Twitter and Facebook closed the accounts linked to it


The move from social media giants has come after the Washington Post reported that Turning Point Action paid teenagers to flood platforms with conservative talking points, including divestment and misleading claims. The campaign, the Post reported, acted like a troll farm, but devolution was developed because it was carried out by humans who used their own accounts without disclosing that they were posting on behalf of Turning Point Action Was doing.

“It sounds like the Russians, but instead of coming from the Americans,” Jacob Ratkiewicz, a software engineer at Google, told the newspaper.

Facebook spokesman Andy Stone reported that CNN had deleted several accounts on the platform for violating its policies to maintain and maintain multiple accounts. A Twitter spokesperson confirmed that several accounts were removed for violating their policies on platform manipulation and spam.

Both platforms said they are continuing to review accounts. The Washington Post said they were part of Turning Point Action’s campaign.

Area director of Turning Point Action, Austin Smith, explained in a statement to the Post “Like everyone, Turning Point Action’s plans for nationwide in-event and activities were completely hampered by the epidemic.”

He added, “TPA had planned a number of positions for field work that were going to be completely cut-off, but TPA managed to regain these roles and while working with our marketing partners, some had virtualized And made changes to the online activist model. ”

Turning Point USA told CNN it had no comment on the Washington Post’s report.

Concerns over misinformation on social media have been at the forefront of the presidential election as the platform has struggled to handle a president who shares rumors, unverified viral videos and conspiracy theories.

Facebook and Twitter promised to crack down on misinformation earlier this year, but their responses were often lacking in the summer over politically edited political videos and damaging posts about Kovid-19 – and much slower .

Additionally, Facebook announced earlier this month that people associated with the infamous St.
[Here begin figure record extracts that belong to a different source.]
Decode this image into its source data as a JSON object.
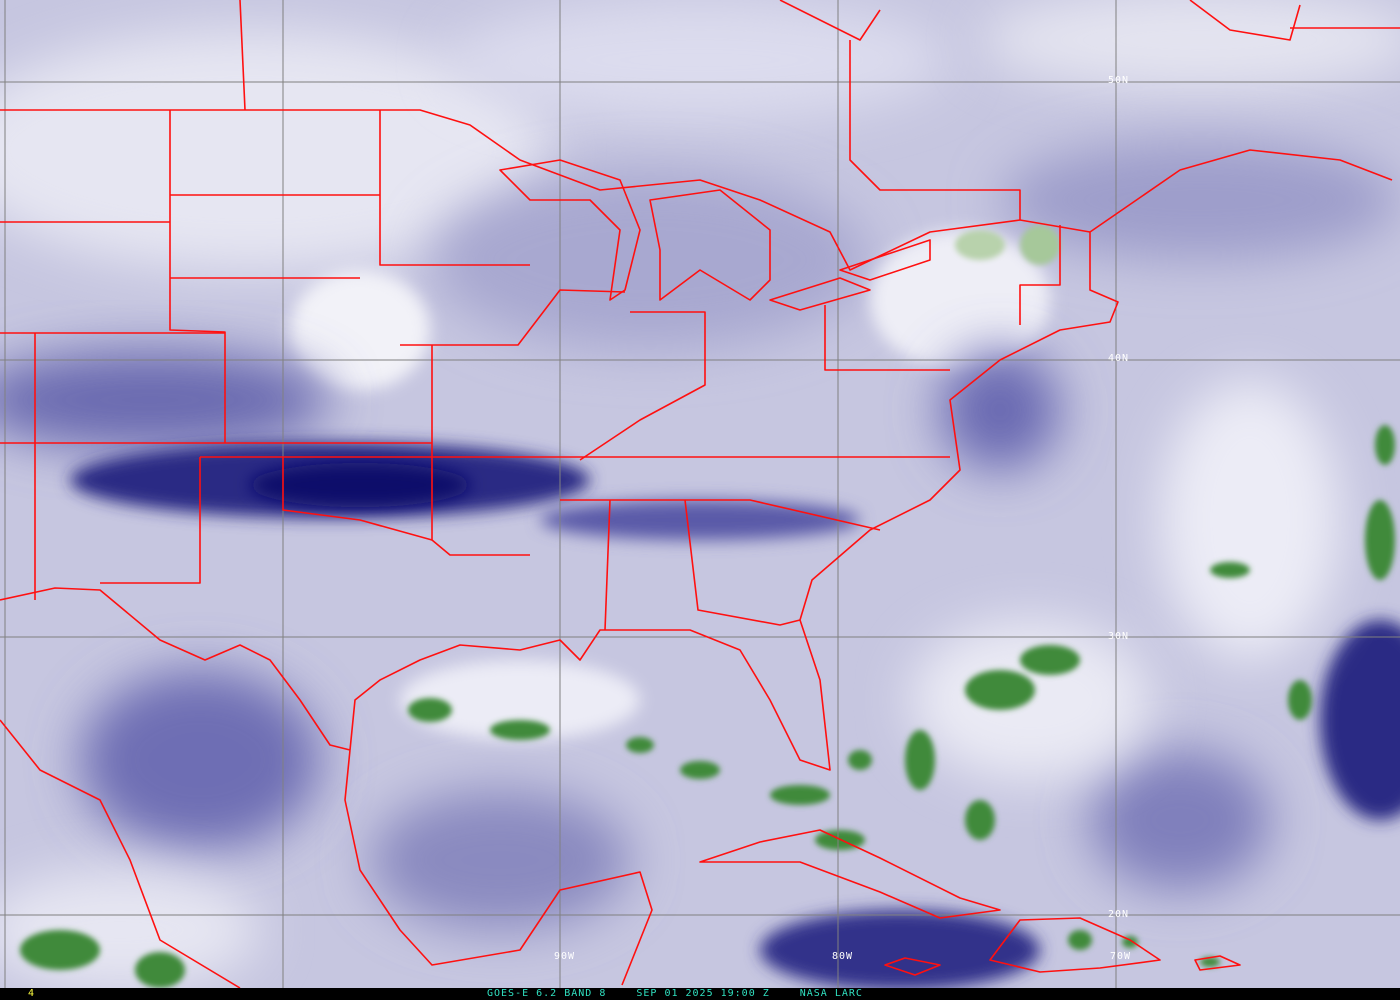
{
  "image": {
    "product": "GOES-E 6.2 BAND 8",
    "datetime": "SEP 01 2025 19:00 Z",
    "source": "NASA LARC",
    "frame_number": "4"
  },
  "grid_labels": {
    "lat": [
      "50N",
      "40N",
      "30N",
      "20N"
    ],
    "lon": [
      "90W",
      "80W",
      "70W"
    ]
  },
  "colors": {
    "boundaries": "#ff1010",
    "gridlines": "#808080",
    "dry_air": "#14146e",
    "moist_air": "#e8e8f4",
    "deep_convection": "#2e7d2e",
    "caption_text": "#30e0c0",
    "frame_text": "#ffff40"
  }
}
Petersburg troll group who were part of Russia’s interference in the 2016 US presidential election are again trying to target Americans.

It is likely that the operation was called off before gaining much traction on Facebook or the rest of the Internet. It explores what happened around the midterm elections of 2018, until – publicly known – Russian trolls’ online efforts were stalling and short.

Trolls were more likely to gain followers and engagement in 2016, although it is not known how much influence they have on the election, if any.

CNN’s DJs Judd and Marshall Cohen contributed to this report.